WHAMO! Sometimes I Can Still Hear Her Bells…

WHAMO LogoHello, beautiful people! Will Scarlet, here. And it’s time for another edition of “WHAMO!” (which is basically “WWMHO!” – the acronym for “Will Watches Movies, Has Opinions” – but visually catchier).

Today’s pick owes itself to two things.

First: The fact that, up until about a month ago, Tirzah had not yet seen this Disney Renaissance classic in full – (tragedy!) – so Danielle and I totally nabbed it from the library to rectify the situation, to the betterment of all.

Second: I don’t know if you’ve heard, but a certain gorgeous French landmark that’s approximately as old as Robin Hood suffered some considerable fire damage, about a week-and-a-half back.

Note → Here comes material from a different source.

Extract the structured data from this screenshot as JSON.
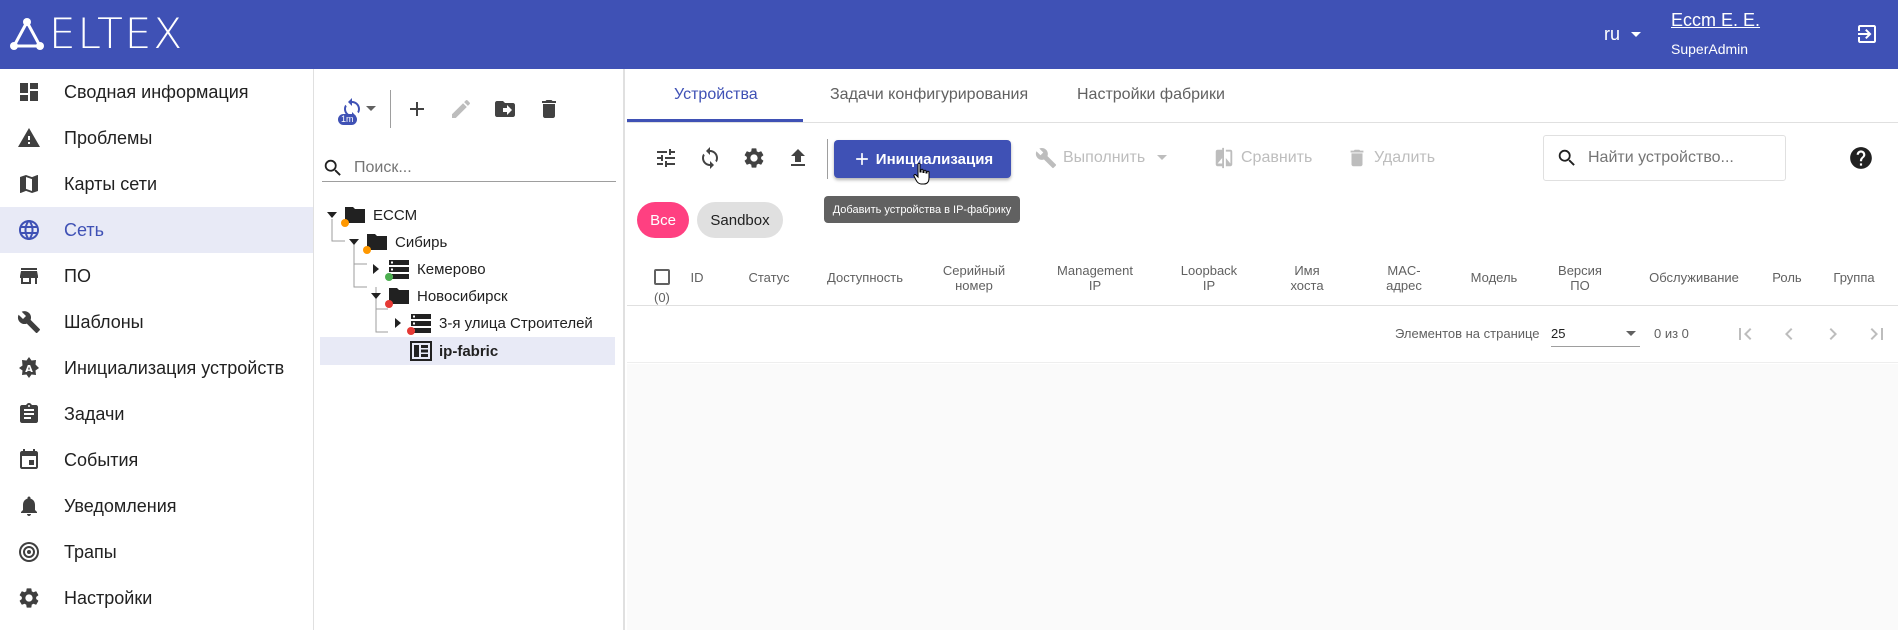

Both Tirzah and Danielle were hit hard by the news, having visited the iconic cathedral for the first (and, so far, only) time just a few years before, and loved it, if not as deeply as a Parisian, then the unique way only their soft little author hearts can.

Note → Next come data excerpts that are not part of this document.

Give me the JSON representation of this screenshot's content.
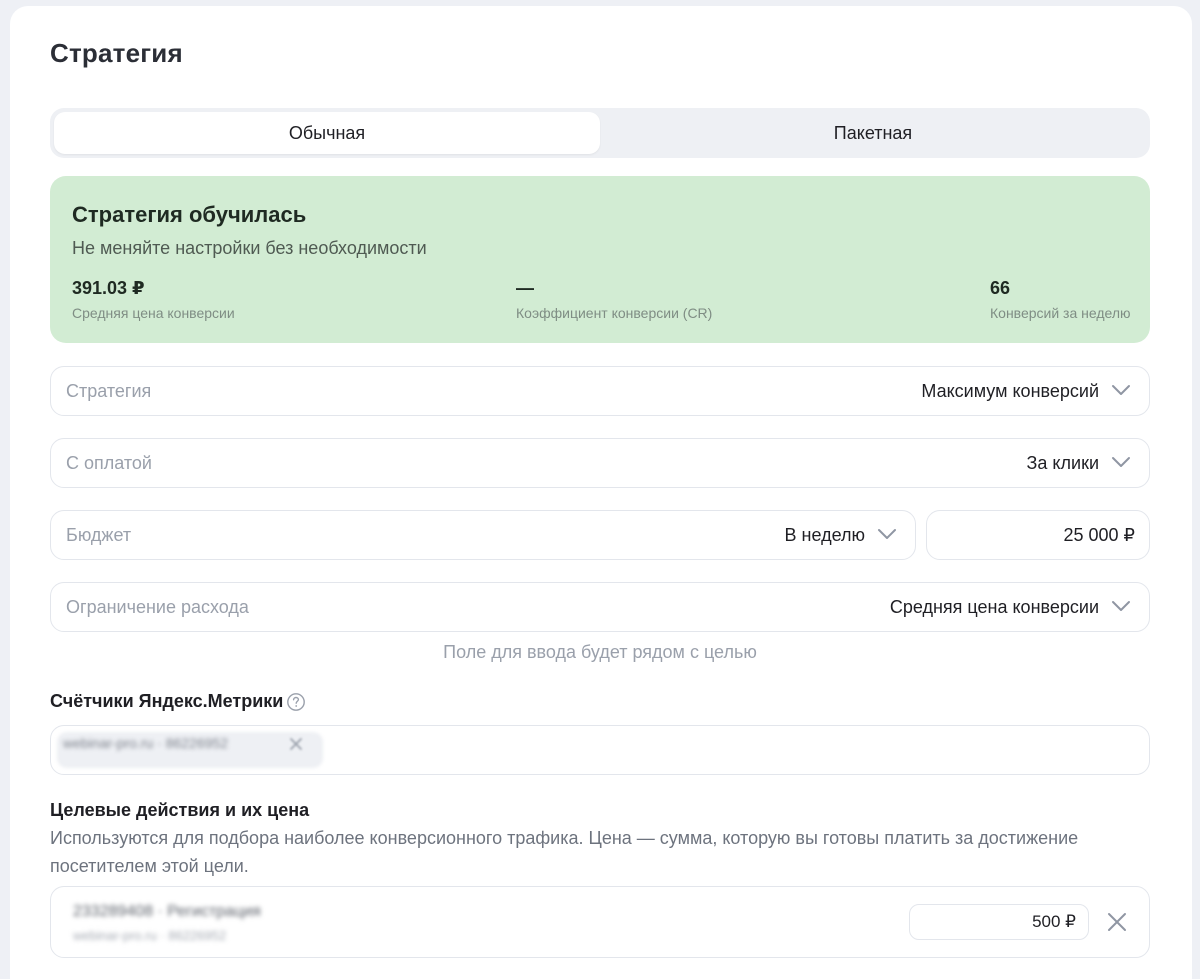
{
  "page": {
    "title": "Стратегия"
  },
  "tabs": [
    {
      "label": "Обычная",
      "active": true
    },
    {
      "label": "Пакетная",
      "active": false
    }
  ],
  "status": {
    "title": "Стратегия обучилась",
    "subtitle": "Не меняйте настройки без необходимости",
    "metrics": [
      {
        "value": "391.03 ₽",
        "label": "Средняя цена конверсии"
      },
      {
        "value": "—",
        "label": "Коэффициент конверсии (CR)"
      },
      {
        "value": "66",
        "label": "Конверсий за неделю"
      }
    ],
    "bg_color": "#d2ecd3"
  },
  "form": {
    "strategy": {
      "label": "Стратегия",
      "value": "Максимум конверсий"
    },
    "payment": {
      "label": "С оплатой",
      "value": "За клики"
    },
    "budget": {
      "label": "Бюджет",
      "period": "В неделю",
      "amount": "25 000 ₽"
    },
    "limit": {
      "label": "Ограничение расхода",
      "value": "Средняя цена конверсии"
    },
    "hint": "Поле для ввода будет рядом с целью"
  },
  "counters": {
    "title": "Счётчики Яндекс.Метрики",
    "help_icon": "question-circle-icon",
    "chip_text": "webinar-pro.ru · 86226952"
  },
  "goals": {
    "title": "Целевые действия и их цена",
    "description": "Используются для подбора наиболее конверсионного трафика. Цена — сумма, которую вы готовы платить за достижение посетителем этой цели.",
    "items": [
      {
        "name": "233289408 · Регистрация",
        "sub": "webinar-pro.ru · 86226952",
        "price": "500 ₽"
      }
    ]
  }
}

So, here’s looking at you, Our Lady, with a film animated in your honor:

“The Hunchback of Notre Dame”

Hunchback of Notre Dame poster

The IMDb-official description:

A deformed bell-ringer must assert his independence from a vicious government minister in order to help his friend, a gypsy dancer.

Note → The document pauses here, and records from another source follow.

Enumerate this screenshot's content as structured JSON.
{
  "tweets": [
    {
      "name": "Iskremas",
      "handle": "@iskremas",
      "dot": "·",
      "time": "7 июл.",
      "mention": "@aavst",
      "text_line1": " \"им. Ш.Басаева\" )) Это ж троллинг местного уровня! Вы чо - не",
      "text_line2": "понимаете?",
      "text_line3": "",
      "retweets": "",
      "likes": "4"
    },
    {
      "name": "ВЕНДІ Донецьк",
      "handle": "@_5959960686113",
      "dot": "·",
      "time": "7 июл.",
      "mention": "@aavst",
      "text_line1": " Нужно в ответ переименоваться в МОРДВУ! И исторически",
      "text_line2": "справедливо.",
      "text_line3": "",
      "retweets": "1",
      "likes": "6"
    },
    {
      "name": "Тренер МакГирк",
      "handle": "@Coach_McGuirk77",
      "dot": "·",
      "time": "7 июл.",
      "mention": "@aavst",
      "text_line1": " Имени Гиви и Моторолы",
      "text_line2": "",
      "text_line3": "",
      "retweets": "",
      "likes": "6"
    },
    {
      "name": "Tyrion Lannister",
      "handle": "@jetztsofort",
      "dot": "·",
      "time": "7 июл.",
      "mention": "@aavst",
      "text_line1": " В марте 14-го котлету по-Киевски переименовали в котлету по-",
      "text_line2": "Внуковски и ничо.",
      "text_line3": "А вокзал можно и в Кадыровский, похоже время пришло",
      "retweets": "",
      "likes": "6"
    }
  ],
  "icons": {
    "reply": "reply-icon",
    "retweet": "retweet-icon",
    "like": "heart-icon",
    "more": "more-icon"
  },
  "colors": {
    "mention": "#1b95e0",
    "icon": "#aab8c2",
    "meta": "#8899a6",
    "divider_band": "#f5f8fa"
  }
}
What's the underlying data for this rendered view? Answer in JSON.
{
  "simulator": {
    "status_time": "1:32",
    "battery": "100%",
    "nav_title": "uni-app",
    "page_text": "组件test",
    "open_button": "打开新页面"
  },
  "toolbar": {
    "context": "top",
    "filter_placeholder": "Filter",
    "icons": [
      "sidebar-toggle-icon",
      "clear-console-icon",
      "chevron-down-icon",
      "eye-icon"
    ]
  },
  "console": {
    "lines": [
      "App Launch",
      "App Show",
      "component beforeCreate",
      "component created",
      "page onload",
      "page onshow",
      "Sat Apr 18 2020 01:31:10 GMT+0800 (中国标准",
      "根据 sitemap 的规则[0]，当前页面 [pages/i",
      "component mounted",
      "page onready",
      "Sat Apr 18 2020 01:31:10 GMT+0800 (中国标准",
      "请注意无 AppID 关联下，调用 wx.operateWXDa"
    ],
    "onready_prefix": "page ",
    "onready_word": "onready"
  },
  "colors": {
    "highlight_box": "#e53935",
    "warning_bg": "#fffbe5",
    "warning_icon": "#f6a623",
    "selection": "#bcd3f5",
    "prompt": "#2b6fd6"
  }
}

From Disney; directed by Gary Trousdale, Kirk Wise; starring Tom Hulce, Demi Moore, Tony Jay.

Stream of Impressions (the highlights):

“ALAJSLKDJF, THIS OPENING NUMBER! There is no – see: NONE – other opening song number on the same level as ‘The Bells of Notre Dame’! Not in Disney, anyway. ‘Deliver Us’ from Dreamworks’ ‘The Prince of Egypt’, sure. Oh, and the ‘Wicked’ musical’s ‘No One Mourns the Wicked’. …Wait… *looks it up* OH MY BARD, Stephen Schwarz was the lyricist behind all three! Genius will out! Hats off to you, sir!”

“So, what, he’s planning to drown a baby in a public drinking well? Like that won’t affect the water quality, at all?”

“Ironic how Frollo claims to be so into God but his horse looks like the actual devil.”

Hit that note and gimme life, Clopin!”

“I dunno how it was in 1996, but I’ve gotten the gist that ‘gypsy’ is considered an offensive term, these days, so we’re gonna have to come up with something else to call the people group this movie is basically centered around. How ‘bout… the Miracle Court? Yeah, we’ll be going with that.”

“I haven’t yet thought to rank the quality of Disney’s ‘I want’ songs, but ‘Out There’ is definitely a top contender. And not just because it’s a huge release after feeling the need to tear off my own skin to get away from Frollo singing to stay in the tower. (Yeah, hi, I spent decades locked up in an immortal Renaissance Faire by an inflexible geezer and I get TRIGGERED.)”

“Question: If Quasimodo’s mom was a— pardon, was one of the Miracle Court… why is he white? Like, not just kind of white. Red-headed white. Did that poor woman die trying to save a baby she adopted when some white family who thought he was too ugly to love kicked him to the Parisian curb?? Does her heroism go even deeper than the script chose to pursue???”

“Bold animating choice to give Esmeralda smaller pupils and dem mega green irises, vs. the huge ‘n’ dewy pupils seen in the average Disney Princess and, say, Quasimodo. Big pupils hold big dreams and a measure of naïveté. Our girl Esmeralda knows too much of the world for that.”

“Can we all agree that Clopin is an actual Faerie or trickster god or some such not-quite-human entity? Because he’s barely trying to blend in, here.”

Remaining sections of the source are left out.